For motor carriers, the path forward is to ensure that your safety program is not just compliant on paper but demonstrable in practice. That means having evidence of how you evaluate drivers before hire, how you monitor their records and behavior over time, how you respond when issues are identified, and how you measure whether your interventions are working.
The carriers that can answer those questions with data will be the carriers that freight brokers want to work with.

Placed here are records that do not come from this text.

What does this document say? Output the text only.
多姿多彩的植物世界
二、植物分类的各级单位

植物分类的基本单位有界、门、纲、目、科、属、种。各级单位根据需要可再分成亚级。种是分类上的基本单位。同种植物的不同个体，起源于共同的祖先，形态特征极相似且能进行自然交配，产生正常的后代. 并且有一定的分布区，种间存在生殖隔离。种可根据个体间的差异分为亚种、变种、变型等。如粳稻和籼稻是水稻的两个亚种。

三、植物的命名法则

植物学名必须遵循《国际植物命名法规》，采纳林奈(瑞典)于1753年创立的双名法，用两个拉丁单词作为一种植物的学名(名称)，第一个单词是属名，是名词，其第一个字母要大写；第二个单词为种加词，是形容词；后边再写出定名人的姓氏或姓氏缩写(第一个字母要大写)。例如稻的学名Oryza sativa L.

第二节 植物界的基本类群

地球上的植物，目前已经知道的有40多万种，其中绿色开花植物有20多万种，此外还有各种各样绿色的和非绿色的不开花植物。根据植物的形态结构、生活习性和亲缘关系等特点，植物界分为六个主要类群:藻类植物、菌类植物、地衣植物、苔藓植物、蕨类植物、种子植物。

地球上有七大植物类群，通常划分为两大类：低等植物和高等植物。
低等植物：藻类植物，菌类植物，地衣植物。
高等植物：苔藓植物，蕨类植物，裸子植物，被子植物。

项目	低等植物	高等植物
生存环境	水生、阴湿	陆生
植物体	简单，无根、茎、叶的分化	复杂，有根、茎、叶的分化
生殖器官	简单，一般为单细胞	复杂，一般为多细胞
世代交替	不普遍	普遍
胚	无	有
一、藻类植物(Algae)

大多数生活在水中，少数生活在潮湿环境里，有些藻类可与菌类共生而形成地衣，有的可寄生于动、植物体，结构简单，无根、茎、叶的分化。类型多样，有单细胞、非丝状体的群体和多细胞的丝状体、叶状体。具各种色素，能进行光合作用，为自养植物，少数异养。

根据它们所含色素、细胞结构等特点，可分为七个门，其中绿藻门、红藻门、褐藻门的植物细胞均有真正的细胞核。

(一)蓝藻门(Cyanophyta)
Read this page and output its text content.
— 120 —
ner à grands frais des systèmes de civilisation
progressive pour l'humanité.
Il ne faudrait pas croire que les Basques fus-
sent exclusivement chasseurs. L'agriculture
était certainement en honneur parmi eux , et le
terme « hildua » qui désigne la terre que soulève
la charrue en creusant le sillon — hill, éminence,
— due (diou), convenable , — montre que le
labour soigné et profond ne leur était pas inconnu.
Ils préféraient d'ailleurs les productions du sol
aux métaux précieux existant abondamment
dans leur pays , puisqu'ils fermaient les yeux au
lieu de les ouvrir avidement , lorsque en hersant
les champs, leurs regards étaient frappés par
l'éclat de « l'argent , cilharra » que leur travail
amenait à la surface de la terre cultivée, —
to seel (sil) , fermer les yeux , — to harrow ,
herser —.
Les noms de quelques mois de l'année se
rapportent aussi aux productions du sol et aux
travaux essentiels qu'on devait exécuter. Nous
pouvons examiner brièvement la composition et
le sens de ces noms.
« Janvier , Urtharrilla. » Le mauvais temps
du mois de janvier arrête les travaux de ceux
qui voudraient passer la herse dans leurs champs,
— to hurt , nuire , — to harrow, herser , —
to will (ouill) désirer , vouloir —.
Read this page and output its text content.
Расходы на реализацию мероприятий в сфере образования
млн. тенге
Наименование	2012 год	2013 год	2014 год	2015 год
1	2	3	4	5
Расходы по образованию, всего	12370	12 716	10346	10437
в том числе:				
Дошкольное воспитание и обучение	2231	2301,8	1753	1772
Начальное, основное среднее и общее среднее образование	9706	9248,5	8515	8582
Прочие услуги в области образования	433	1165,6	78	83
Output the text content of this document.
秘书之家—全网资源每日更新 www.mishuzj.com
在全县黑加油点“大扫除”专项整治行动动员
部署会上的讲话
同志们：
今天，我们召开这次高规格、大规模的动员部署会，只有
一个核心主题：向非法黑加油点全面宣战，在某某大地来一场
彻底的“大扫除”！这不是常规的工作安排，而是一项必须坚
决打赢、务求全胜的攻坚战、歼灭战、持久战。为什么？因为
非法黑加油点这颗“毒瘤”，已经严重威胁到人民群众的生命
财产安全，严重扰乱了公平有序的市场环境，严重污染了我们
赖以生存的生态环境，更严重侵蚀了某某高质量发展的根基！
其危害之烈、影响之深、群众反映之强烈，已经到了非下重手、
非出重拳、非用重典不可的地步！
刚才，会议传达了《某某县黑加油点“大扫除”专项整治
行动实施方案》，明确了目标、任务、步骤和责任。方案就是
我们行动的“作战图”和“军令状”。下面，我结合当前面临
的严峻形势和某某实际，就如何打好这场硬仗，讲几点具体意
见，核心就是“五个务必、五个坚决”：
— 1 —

SambaSafety recently launched SambaSafety Verified, a fleet safety accreditation program that recognizes motor carriers committed to reducing driver risk. Eligible fleets receive documented proof of the accreditation that can be shared with freight brokers.
If you are interested in taking a more proactive approach to managing driver risk, from pre-hire evaluation through continuous monitoring and targeted training, learn how SambaSafety helps motor carriers build and document safety programs that reduce violations and prevent crashes.
This article is intended for informational purposes only and does not constitute legal advice. The Supreme Court's ruling in Montgomery v. Caribe Transport II, LLC may have different implications depending on your state, business structure, and operations. SambaSafety recommends consulting with qualified legal counsel to understand how this decision may affect your organization.
Frequently Asked Questions:
What did the Supreme Court decide about freight broker liability?
In Montgomery v. Caribe Transport II, LLC, the Supreme Court unanimously ruled that the FAAAA does not shield freight brokers from state-level negligent hiring lawsuits. Freight brokers can now be sued under state law when they negligently select a motor carrier that is later involved in a crash.
Does this ruling mean freight brokers are automatically liable for every crash?
No. The ruling allows negligent carrier selection claims to proceed, but plaintiffs must still prove that the freight broker failed to exercise reasonable care and that the failure contributed to the crash. Freight brokers that maintain documented vetting processes and work with safety-compliant carriers will be in a stronger position to defend themselves.
How does this ruling affect motor carriers?
Freight brokers are expected to raise the bar on carrier vetting. Motor carriers with strong safety records, continuous driver monitoring programs, documented training, and clean CSA scores will have a competitive advantage in securing brokered freight. Carriers without established safety programs may face reduced access to loads.
What should motor carriers do in response to this ruling?
Motor carriers should evaluate whether their current safety programs would withstand scrutiny from a freight broker conducting due diligence. Key areas to assess include driver monitoring practices, training documentation, CSA and inspection performance, and crash remediation processes. Consulting with legal counsel to understand your specific exposure is also recommended.
What should freight brokers do in response to this ruling?
Freight brokers should work with legal counsel to evaluate their carrier selection processes against a “reasonable care” standard. This may include expanding the safety data reviewed during carrier onboarding, reducing approved carrier networks to those with documented safety programs, and adjusting insurance coverage.